There’s No Place for Arms Companies in LGBT+ Liberation
For many years, the arms industry has cynically exploited Pride as an opportunity to sanitise its image – but profiting from death and destruction has nothing to do with liberation.
Although corporate bodies have been trying to capitalise on Pride for years, few ever anticipate the arms industry decking itself in rainbow flags and talking about rights and freedoms while making money off violence all over the world. But as it’s now Pride month, expect arms companies to ramp up their PR mechanisms and join in the LGBTQ+ celebrations both on social media and at Pride events in a thin attempt to conceal the fact that they are complicit in human rights abuses, state suppression, and fatal conflict.
Every year, arms companies sponsor Pride events up and down the country, co-opting a movement about LGBTQ+ rights and freedoms to use as an opportunity for ‘positive exposure’. Pride events should be synonymous with freedom and liberation, and they are exciting, fun, and often powerful public opportunities for the LGBTQ+ community to make itself seen and heard. But that means that sponsorship deals allow arms companies to present themselves in public as fun and exciting, too – and most dangerously, as progressive. That could not be further from the truth.
Before the pandemic, BAE Systems—the world’s largest provider of arms to the Saudi Arabian military—sponsored Pride events in London, Surrey, Portsmouth, and Blackpool. In Saudi Arabia, and other countries that BAE supply such as the United Arab Emirates, same-sex sexual activity is illegal: being LGBTQ+ is potentially punishable by anything from public beatings to imprisonment to the death penalty. BAE Systems’ dealings with Saudi Arabia includes supplying cyber surveillance technology in ‘large-scale’ sales that can be used to spy on citizens considered dissidents – potentially including those suspected of being LGBTQ+.

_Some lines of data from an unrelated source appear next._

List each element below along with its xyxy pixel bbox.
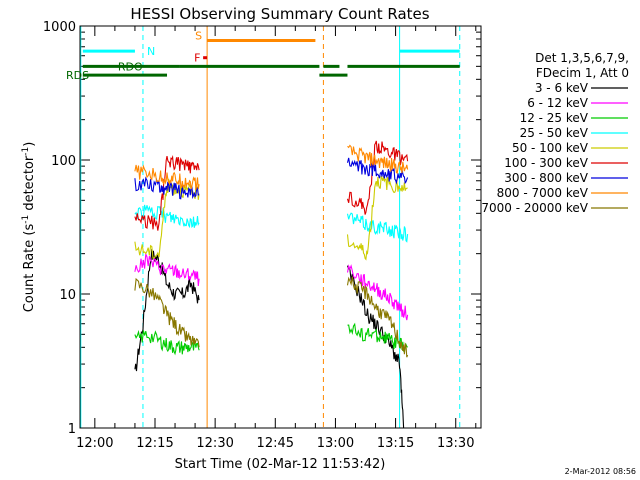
y-tick-label: 1 [68, 422, 76, 437]
y-axis-label-tail: detector [22, 155, 37, 215]
x-tick-label: 13:00 [317, 436, 354, 451]
flag-label-f: F [194, 52, 200, 65]
x-axis-label: Start Time (02-Mar-12 11:53:42) [175, 457, 386, 472]
series-line-segment [347, 144, 409, 174]
series-line-segment [347, 322, 409, 353]
series-line-segment [134, 277, 200, 348]
y-axis-label: Count Rate (s-1 detector-1) [21, 142, 37, 313]
x-tick-label: 13:30 [437, 436, 474, 451]
series-line-segment [134, 178, 200, 259]
y-axis-label-sup2: -1 [21, 147, 31, 156]
legend-label: 300 - 800 keV [504, 171, 588, 185]
legend-label: 50 - 100 keV [512, 141, 589, 155]
x-tick-label: 12:00 [76, 436, 113, 451]
series-line-segment [346, 264, 409, 321]
legend-header-line-2: FDecim 1, Att 0 [536, 66, 629, 80]
plot-frame [79, 25, 482, 429]
y-tick-label: 1000 [43, 20, 76, 35]
flag-label-s: S [195, 29, 202, 42]
legend-label: 12 - 25 keV [520, 111, 589, 125]
series-50-100-kev [134, 176, 408, 261]
legend-label: 25 - 50 keV [520, 126, 589, 140]
series-line-segment [346, 176, 408, 261]
series-line-segment [346, 276, 409, 358]
x-tick-label: 12:45 [257, 436, 294, 451]
x-tick-label: 12:15 [136, 436, 173, 451]
flag-label-n: N [147, 45, 155, 58]
series-line-segment [134, 248, 200, 372]
y-tick-label: 100 [51, 154, 76, 169]
flag-label-rdo: RDO [118, 60, 143, 73]
series-line-segment [134, 253, 200, 287]
series-line-segment [346, 212, 409, 243]
y-axis-label-sup: -1 [21, 215, 31, 224]
legend-label: 7000 - 20000 keV [481, 201, 588, 215]
y-tick-label: 10 [59, 288, 76, 303]
legend-label: 3 - 6 keV [535, 81, 589, 95]
series-line-segment [134, 164, 200, 190]
legend-label: 6 - 12 keV [527, 96, 589, 110]
footer-date: 2-Mar-2012 08:56 [565, 467, 636, 476]
series-line-segment [346, 265, 405, 429]
y-axis-label-close: ) [22, 142, 37, 147]
flag-label-rds: RDS [66, 69, 89, 82]
series-100-300-kev [134, 140, 409, 231]
series-25-50-kev [134, 204, 409, 243]
series-line-segment [346, 157, 409, 185]
series-800-7000-kev [134, 144, 409, 190]
series-line-segment [134, 154, 200, 231]
legend-header-line-1: Det 1,3,5,6,7,9, [535, 51, 629, 65]
legend-label: 800 - 7000 keV [497, 186, 589, 200]
series-line-segment [134, 204, 200, 229]
x-tick-label: 12:30 [196, 436, 233, 451]
chart-title: HESSI Observing Summary Count Rates [130, 5, 429, 23]
legend-label: 100 - 300 keV [504, 156, 588, 170]
series-3-6-kev [134, 248, 405, 429]
series-line-segment [346, 140, 409, 215]
x-tick-label: 13:15 [377, 436, 414, 451]
plot-layer [80, 25, 481, 429]
series-7000-20000-kev [134, 276, 409, 358]
series-6-12-kev [134, 253, 409, 321]
y-axis-label-main: Count Rate (s [22, 224, 37, 313]
series-line-segment [134, 329, 200, 356]
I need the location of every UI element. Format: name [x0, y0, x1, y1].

The problem isn’t just that these sponsorships whitewash the vicious profiteering of the companies that pay for them – it’s also that they whitewash the governments with which they trade. Pride famously started as a protest in the late 1960s and early 1970s, and still takes place in June to coincide with the anniversary of the Stonewall riots; armoured vehicles, manufactured by BAE Systems in the UK, were used to suppress peaceful pro-democracy protestors in Bahrain just ten years ago.
And it’s not just BAE. Airbus—one of the largest arms companies in the world—recently sponsored Pride events in Bristol, Portsmouth, and Chester. This is a company that plays a large role in manufacturing Eurofighter Typhoons used in combat in Libya, Yemen, and Iraq, where there have been widespread violations of humanitarian law. Airbus is also a large part-owner of MBDA, which manufactures missiles used in Syria and Yemen.
Many Pride events have been cancelled again this year due to a second summer of pandemic disruption, so we will not have to celebrate queer liberation in the presence of companies that prop up repression. But plenty of these companies are still using whatever chance they can to muscle in on the LGBTQ+ cause.
As soon as the calendar ticked over into June, arms companies were on social media: BAE Systems and Leonardo have both updated their Twitter pictures to include a rainbow along with their logo, and tweeted using Pride 2021 hashtags. These performances don’t undo the fact that Leonardo’s military helicopters have been used in the invasion and occupation of Iraq, as well as in conflict in Afghanistan and Libya. The laser targeting systems used by Turkey in their bombing of Afrin were made in the UK by Leonardo, and sold to the Turkish government despite their ongoing violence against the Kurds, suspected war crimes, and—you guessed it—hostility towards LGBTQ+ people.
Arms companies are not interested in liberation of any kind. They are financially interested in preventing it: to them, repression and instability and the violence that come with both are nothing but business opportunities. They use Pride for their own means, to sanitise their image and their actions to make them more palatable and more acceptable to the public.
But there is opposition. LGBTQ+ people have long been organising in solidarity with other causes, and are now using this as a means to fight arms companies’ cynical exploitation of liberation, including through organisations such as Lesbians and Gays Support the Migrants and No Pride in War. There have been protests in London, York, Bristol, Woking, and other places against arms companies being a part of Pride. In 2019 Bi Con, the UK’s national bisexual convention, decided in a landslide vote to not accept funding from arms companies.
There are other resources available, too. The Peace Pledge Union can offer support if you have concerns about a sponsor or corporate participant in a Pride event near you, and Campaign Against Arms Trade have a lot of information about arms companies, what they sell, and who to. They are a useful database for doing some digging into companies sponsoring your local Pride events.
Companies that are complicit in human rights abuses do not belong at Pride. Pride should be about rights and freedoms – it’s not a PR tool for the pinkwashing of profit turned on suffering. We must work hard to keep it that way.